Every SOC 2 cycle has a section that turns into a scramble: vendor management. The controls are in place, the evidence for your own systems is automated — and then the auditor asks how you monitor your vendors, and the honest answer is "we did a review a few weeks ago." Suddenly someone is opening thirty vendor pages, screenshotting subprocessor lists, and reconstructing a monitoring story that should have been accumulating all year.
Thorgate turns that scramble into an export.
What CC9.2 actually asks
The Trust Services Criteria expect you to assess and manage vendor and business-partner risk — and for Type II, to show it happened across the observation window, not in a single snapshot. Auditors increasingly press on this because point-in-time vendor reviews are easy to stage and hard to trust. What they want is evidence of continuous attention:
- Which vendor commitments were in force during the period
- What changed, and when
- That the changes were reviewed and dispositioned
Assembled by hand at audit time, that's days of work and a slightly nervous story. Accumulated automatically, it's a download.
What Thorgate gives your auditor
- Document version history per vendor. The contemporaneous record that a vendor's stated commitments existed at specific points in the observation period — not a screenshot taken last week.
- Change events with summaries and severity. Every material change across the window, described in plain language and classified — the "what changed and did it matter" narrative in one place.
- Reviewer attestations. Per-change "reviewed by [name] on [date]" records — the human-in-the-loop evidence auditors specifically look for.
- Workpaper-ready exports. Per-vendor audit PDFs and CSV, formatted to attach directly to your CC9.2 workpapers.

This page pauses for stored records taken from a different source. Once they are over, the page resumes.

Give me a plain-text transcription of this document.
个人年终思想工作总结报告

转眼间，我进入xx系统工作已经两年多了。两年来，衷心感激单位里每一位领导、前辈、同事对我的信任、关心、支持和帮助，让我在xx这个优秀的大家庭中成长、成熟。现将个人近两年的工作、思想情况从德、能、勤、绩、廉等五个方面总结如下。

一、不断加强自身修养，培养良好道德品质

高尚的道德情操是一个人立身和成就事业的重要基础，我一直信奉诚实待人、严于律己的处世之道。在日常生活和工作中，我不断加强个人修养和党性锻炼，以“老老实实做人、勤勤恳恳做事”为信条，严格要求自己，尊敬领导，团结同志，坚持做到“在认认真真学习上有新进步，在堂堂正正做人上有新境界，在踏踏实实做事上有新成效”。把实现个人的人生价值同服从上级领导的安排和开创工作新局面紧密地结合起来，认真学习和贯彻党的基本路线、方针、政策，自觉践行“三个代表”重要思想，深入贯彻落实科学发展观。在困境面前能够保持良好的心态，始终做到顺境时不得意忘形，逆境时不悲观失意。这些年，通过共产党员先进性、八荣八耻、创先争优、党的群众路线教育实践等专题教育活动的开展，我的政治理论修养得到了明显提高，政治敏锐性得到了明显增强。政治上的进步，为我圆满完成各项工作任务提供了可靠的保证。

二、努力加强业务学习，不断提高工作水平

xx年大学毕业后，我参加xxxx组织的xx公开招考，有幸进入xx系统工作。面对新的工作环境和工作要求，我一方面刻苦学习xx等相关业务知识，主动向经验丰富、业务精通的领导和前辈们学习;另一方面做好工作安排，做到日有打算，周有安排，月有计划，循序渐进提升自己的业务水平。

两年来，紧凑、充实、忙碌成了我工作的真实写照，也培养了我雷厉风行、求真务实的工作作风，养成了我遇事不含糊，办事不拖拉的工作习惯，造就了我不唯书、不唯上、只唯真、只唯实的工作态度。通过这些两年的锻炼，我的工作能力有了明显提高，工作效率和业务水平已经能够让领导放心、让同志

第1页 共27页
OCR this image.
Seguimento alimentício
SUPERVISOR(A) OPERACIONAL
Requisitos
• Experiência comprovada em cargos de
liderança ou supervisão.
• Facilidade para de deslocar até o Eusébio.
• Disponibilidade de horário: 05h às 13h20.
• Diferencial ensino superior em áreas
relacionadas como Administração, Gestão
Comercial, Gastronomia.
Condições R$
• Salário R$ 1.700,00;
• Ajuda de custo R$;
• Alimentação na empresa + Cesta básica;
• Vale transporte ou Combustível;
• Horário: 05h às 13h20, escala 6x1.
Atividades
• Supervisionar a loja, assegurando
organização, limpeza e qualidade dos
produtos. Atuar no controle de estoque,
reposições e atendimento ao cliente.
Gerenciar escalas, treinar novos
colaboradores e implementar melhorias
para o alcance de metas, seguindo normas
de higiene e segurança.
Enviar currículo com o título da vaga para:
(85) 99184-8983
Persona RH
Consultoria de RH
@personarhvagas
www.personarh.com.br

The shift in how audit prep feels
The difference isn't just less work — it's a stronger position. Instead of a point-in-time review you hope reads as "monitoring," you hand over a continuous, timestamped record of exactly what you watched and what you found across the whole period. That's the evidence Type II is actually asking for, and it's sitting there ready before fieldwork starts.
The honest boundaries
Thorgate covers the vendor-monitoring slice of CC9.2. It doesn't manage your own controls, automate the rest of your evidence, or run the audit — that's your GRC platform's job (see how Thorgate sits alongside Vanta or alongside Drata). And it produces evidence for your audit; our own SOC 2 Type II is in progress, with status on the Security page. What it removes is the specific, recurring, avoidable scramble that vendor management becomes every single cycle.